Les sanctions qui ne sont pas incompatibles peuvent être cumulées ; des dommages et intérêts peuvent toujours s'y ajouter.'
En l'espèce, la SARL IMPRIMERIE NOUVELLE DE SAINT-LOUIS démontre que les biens objets du litige ont été revendus à un tiers, non attrait à la présente procédure et dont la mauvaise foi n'est ni alléguée ni établie.
En conséquence, le jugement de première instance sera confirmé en ce qu'il a débouté la SAS NEGOCE MATERIEL D'IMPRIMERIE de sa demande d'exécution forcée du contrat.
Sur les dépens et les frais irrépétibles :
Le jugement de première instance sera confirmé dans ses dispositions concernant les dépens et frais irrépétibles.
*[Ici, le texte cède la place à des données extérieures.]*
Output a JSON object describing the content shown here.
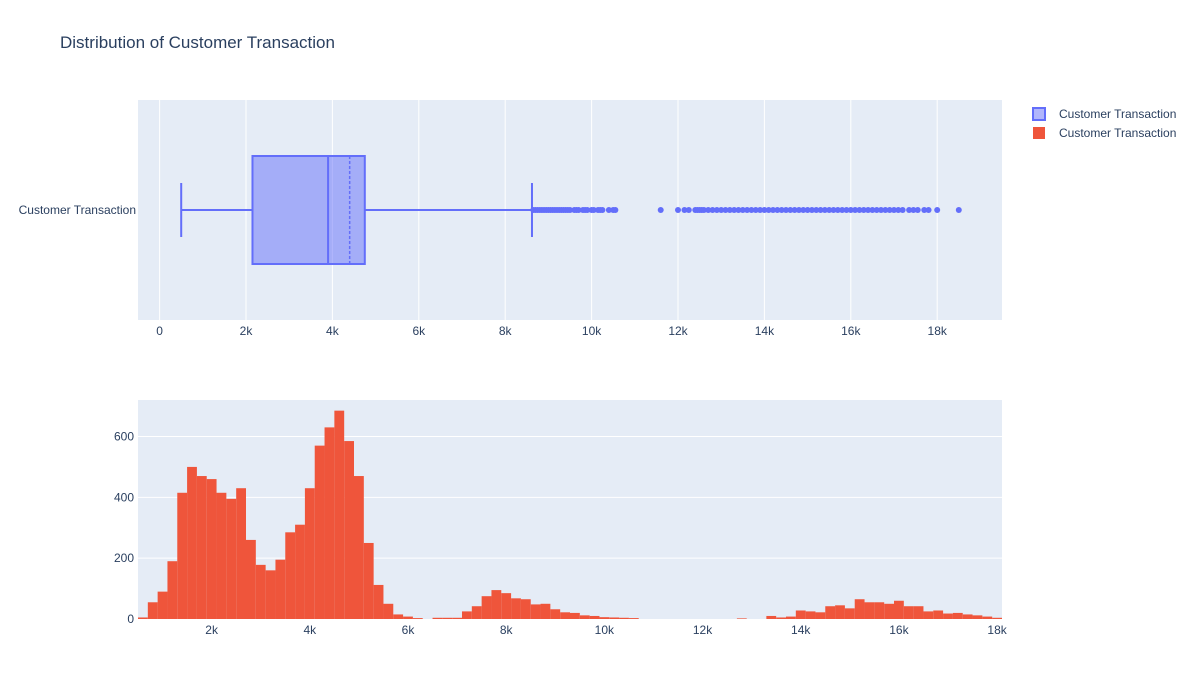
{
  "chart_data": {
    "title": "Distribution of Customer Transaction",
    "colors": {
      "box": "#636efa",
      "histogram": "#ef553b",
      "plot_bg": "#e5ecf6",
      "grid": "#ffffff"
    },
    "legend": {
      "placement": "top-right",
      "items": [
        {
          "label": "Customer Transaction",
          "color": "#636efa",
          "kind": "box"
        },
        {
          "label": "Customer Transaction",
          "color": "#ef553b",
          "kind": "histogram"
        }
      ]
    },
    "box": {
      "type": "box",
      "orientation": "horizontal",
      "category": "Customer Transaction",
      "xlim": [
        -500,
        19500
      ],
      "x_ticks": [
        0,
        2000,
        4000,
        6000,
        8000,
        10000,
        12000,
        14000,
        16000,
        18000
      ],
      "x_tick_labels": [
        "0",
        "2k",
        "4k",
        "6k",
        "8k",
        "10k",
        "12k",
        "14k",
        "16k",
        "18k"
      ],
      "grid": true,
      "lower_fence": 500,
      "q1": 2150,
      "median": 3900,
      "mean": 4400,
      "q3": 4750,
      "upper_fence": 8620,
      "outliers": [
        8650,
        8700,
        8750,
        8800,
        8850,
        8900,
        8950,
        9000,
        9050,
        9100,
        9150,
        9200,
        9250,
        9300,
        9350,
        9400,
        9450,
        9500,
        9600,
        9650,
        9700,
        9800,
        9850,
        9900,
        10000,
        10050,
        10150,
        10200,
        10250,
        10400,
        10500,
        10550,
        11600,
        12000,
        12150,
        12250,
        12400,
        12450,
        12500,
        12550,
        12600,
        12700,
        12800,
        12900,
        13000,
        13100,
        13200,
        13300,
        13400,
        13500,
        13600,
        13700,
        13800,
        13900,
        14000,
        14100,
        14200,
        14300,
        14400,
        14500,
        14600,
        14700,
        14800,
        14900,
        15000,
        15100,
        15200,
        15300,
        15400,
        15500,
        15600,
        15700,
        15800,
        15900,
        16000,
        16100,
        16200,
        16300,
        16400,
        16500,
        16600,
        16700,
        16800,
        16900,
        17000,
        17100,
        17200,
        17350,
        17450,
        17550,
        17700,
        17800,
        18000,
        18500
      ]
    },
    "histogram": {
      "type": "bar",
      "xlim": [
        500,
        18100
      ],
      "ylim": [
        0,
        720
      ],
      "x_ticks": [
        2000,
        4000,
        6000,
        8000,
        10000,
        12000,
        14000,
        16000,
        18000
      ],
      "x_tick_labels": [
        "2k",
        "4k",
        "6k",
        "8k",
        "10k",
        "12k",
        "14k",
        "16k",
        "18k"
      ],
      "y_ticks": [
        0,
        200,
        400,
        600
      ],
      "y_tick_labels": [
        "0",
        "200",
        "400",
        "600"
      ],
      "grid": true,
      "bin_start": 500,
      "bin_width": 200,
      "values": [
        5,
        55,
        90,
        190,
        415,
        500,
        470,
        460,
        415,
        395,
        430,
        260,
        178,
        160,
        195,
        285,
        310,
        430,
        570,
        630,
        685,
        585,
        470,
        250,
        112,
        50,
        15,
        8,
        3,
        0,
        4,
        4,
        4,
        25,
        42,
        75,
        95,
        85,
        68,
        65,
        48,
        50,
        32,
        22,
        20,
        12,
        10,
        6,
        5,
        4,
        3,
        0,
        0,
        0,
        0,
        0,
        0,
        0,
        0,
        0,
        0,
        2,
        0,
        0,
        10,
        5,
        8,
        28,
        25,
        22,
        42,
        45,
        35,
        65,
        55,
        55,
        50,
        60,
        42,
        42,
        25,
        28,
        18,
        20,
        15,
        12,
        8,
        4,
        3,
        3,
        3,
        3,
        3,
        2,
        0,
        0,
        0,
        0,
        0
      ]
    }
  }
}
Succombant, la SAS NEGOCE MATERIEL D'IMPRIMERIE sera condamnée aux dépens de la procédure d'appel.
L'équité commande en outre de mettre à la charge de la SAS NEGOCE MATERIEL D'IMPRIMERIE une indemnité de procédure pour frais irrépétibles de 2 000 euros au profit de la SARL IMPRIMERIE NOUVELLE DE SAINT-LOUIS, sa demande à ce titre sera rejetée.
P A R C E S M O T I F S
La Cour,
Confirme en toutes ses dispositions le jugement rendu le 6 septembre 2021 par le Tribunal judiciaire de Mulhouse,
Y ajoutant,
Dispositif
Déclare irrecevable l'appel incident formé par la SARL IMPRIMERIE NOUVELLE DE SAINT-LOUIS,
Rejette la demande d'irrecevabilité présentée par la SARL IMPRIMERIE NOUVELLE DE SAINT-LOUIS,
Condamne la SAS NEGOCE MATERIEL D'IMPRIMERIE aux dépens de l'appel,
Condamne la SAS NEGOCE MATERIEL D'IMPRIMERIE à payer à la SARL IMPRIMERIE NOUVELLE DE SAINT-LOUIS la somme de 2 000 euros au titre de l'article 700 du code de procédure civile.
Rejette la demande de la SAS NEGOCE MATERIEL D'IMPRIMERIE fondée sur les dispositions de l'article 700 du code de procédure civile.